The actual quote which I offered bubbles with wonder at his conversion.  Its a good testimony about gratitude. The idea as visitors walk past all the flowers to meditate at the crosses they will have an opportunity to sense how others experienced Jesus' death for them. 


How did this happen to me? I felt so undeserving and so unworthy and...yet the wonder has turned into a life wonder. I gaze at him and wonder and wonder until my knees bend in gratitude.
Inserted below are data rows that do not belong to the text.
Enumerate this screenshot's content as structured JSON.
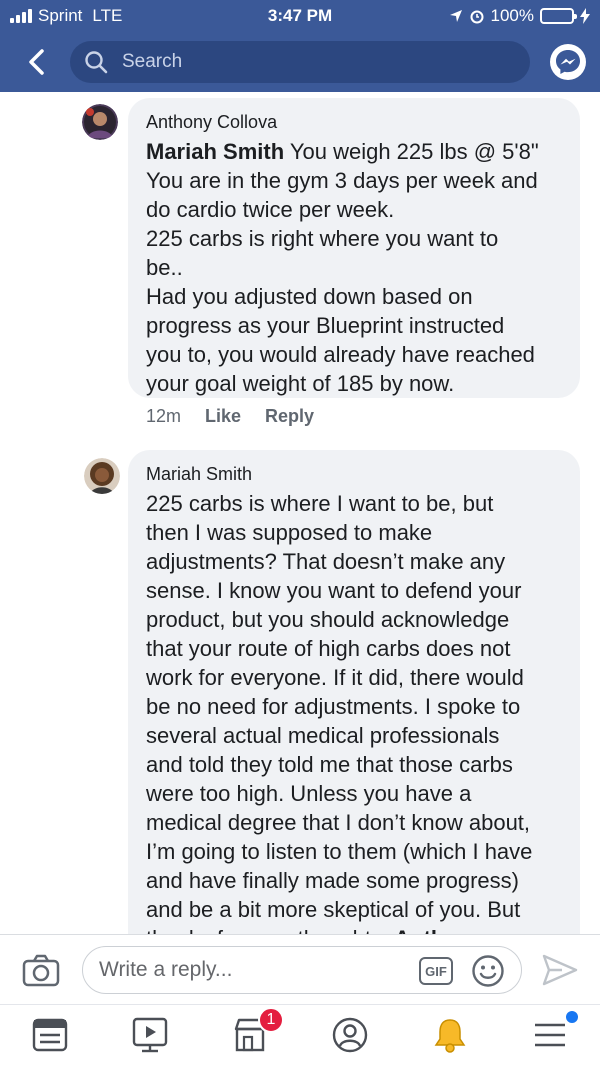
{
  "status_bar": {
    "carrier": "Sprint",
    "network": "LTE",
    "time": "3:47 PM",
    "battery": "100%",
    "battery_level": 1.0
  },
  "nav": {
    "search_placeholder": "Search",
    "icons": [
      "back-icon",
      "search-icon",
      "messenger-icon"
    ]
  },
  "comments": [
    {
      "author": "Anthony Collova",
      "mention": "Mariah Smith",
      "text_lines": [
        " You weigh 225 lbs @ 5'8\"",
        "You are in the gym 3 days per week and",
        "do cardio twice per week.",
        "225 carbs is right where you want to",
        "be..",
        "Had you adjusted down based on",
        "progress as your Blueprint instructed",
        "you to, you would already have reached",
        "your goal weight of 185 by now."
      ],
      "time": "12m",
      "like_label": "Like",
      "reply_label": "Reply"
    },
    {
      "author": "Mariah Smith",
      "text_lines": [
        "225 carbs is where I want to be, but",
        "then I was supposed to make",
        "adjustments? That doesn’t make any",
        "sense. I know you want to defend your",
        "product, but you should acknowledge",
        "that your route of high carbs does not",
        "work for everyone. If it did, there would",
        "be no need for adjustments. I spoke to",
        "several actual medical professionals",
        "and told they told me that those carbs",
        "were too high. Unless you have a",
        "medical degree that I don’t know about,",
        "I’m going to listen to them (which I have",
        "and have finally made some progress)",
        "and be a bit more skeptical of you. But"
      ],
      "last_line_text": "thanks for your thoughts. ",
      "last_line_mention": "Anthony"
    }
  ],
  "reply_bar": {
    "placeholder": "Write a reply...",
    "gif_label": "GIF"
  },
  "tab_bar": {
    "tabs": [
      "news-feed-icon",
      "watch-icon",
      "marketplace-icon",
      "profile-icon",
      "notifications-icon",
      "menu-icon"
    ],
    "marketplace_badge": "1",
    "colors": {
      "brand": "#3b5998",
      "bell": "#f7b928",
      "badge": "#e41e3f"
    }
  }
}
But I'm soon up on my feet again with a divine compulsion to share this with everyone, everywhere.

Apparently the installation has now been put in place so tomorrow (Sunday) we shall see how the vision has developed!  Some of it sounds ambitious like the provision of QR codes for visitors to view background details to the quotes, like the E. Stanley Jones stuff above.  I'll let you know how the project  is working out, though it really needs prayer and openness these next days leading up to Easter.

Friday, March 8, 2024

Easter Crosses

Our minister's wife, Kate, is gifted with a highly charged imagination which further takes quantum leaps at Christina festivals.  |Every Christmas and Easter she has visions.  Even as Christmas was just over she had a picture of a fresh Easter installation.  A couple of years ago we had 7 giant painted Easter eggs telling out the Easter story.  I posted about my little part within this display which attracted a huge amount of interest..

This time she envisages three 6ft high crosses set in the corner of the church front lawn with a straight path leading up to them. Flowers in specially made boxes will line the path.  You might expect the crosses to be reminders of Calvary with Jesus central and thieves on either side.  But No.  Each cross is to be a place of meditation. On each will be one of the key words that our minister has stressed this year:  GRACE, GENEROSITY, GRATITUDE

At today's coffee morning I asked Kate how it was all going. She told me how thrilled she is that when she has an idea, people in the church rally round.  In particular, one skillful member has offered his carpentry expertise to make the crosses and another church member, who happens usefully to be a professional sign-writer, has been working on the painting and lettering.  The carpenter has also made flower boxes which will line the walkway up to the crosses.

Several weeks ago, the whole church was invited to plant some bulbs at home and they are to be brought to church this Sunday ready to be planted in the boxes next week.  I bought some tulip and narcissus bulbs.  The picture on the packet looks exotic but their three pots showed no sign of life until very recently.  At least you can see some foliage but Kate assured me that they will be on display for 1 month and she is sure they will blook around Easter.  

And I have been involved in another way too......

Friday, March 1, 2024

Pictures please

One of our church members is on the cusp of publishing her book on telling the Bible in 60 minutes. The title is Telling the Big Story and the publishers (Kevin Mayhew) have given her permission to invite people to draw one of a number of internal small images for the book.  26 of us have been asked across the spectrum from children up to...well I guess I'm one  of the oldest.  The images really are small.  We were asked to draw simple line drawings in boxes no larger than 7.5 cm by 7.5 cm which would then be reduced further to fit in with the text.  

Lucy asked me to draw a queue of exiles in profile and to inspire me she sent a copy of an Assyrian bas  relief sculpture off the internet.  Being an Assyrian sculpture the exiles were dressed in Assyrian helmets and clothes!  I had never pictured how the Israelites might appear in profile on the way to Babylon but I guess they would be carrying some of their essentials.

With hesitation I sketched out a line drawing.  The Assyrian guard brings up the rear behind three laden exiles.


Forgive the reproduction quality with its dark shadow but you get the idea.   It's another first in the rich tapestry of life!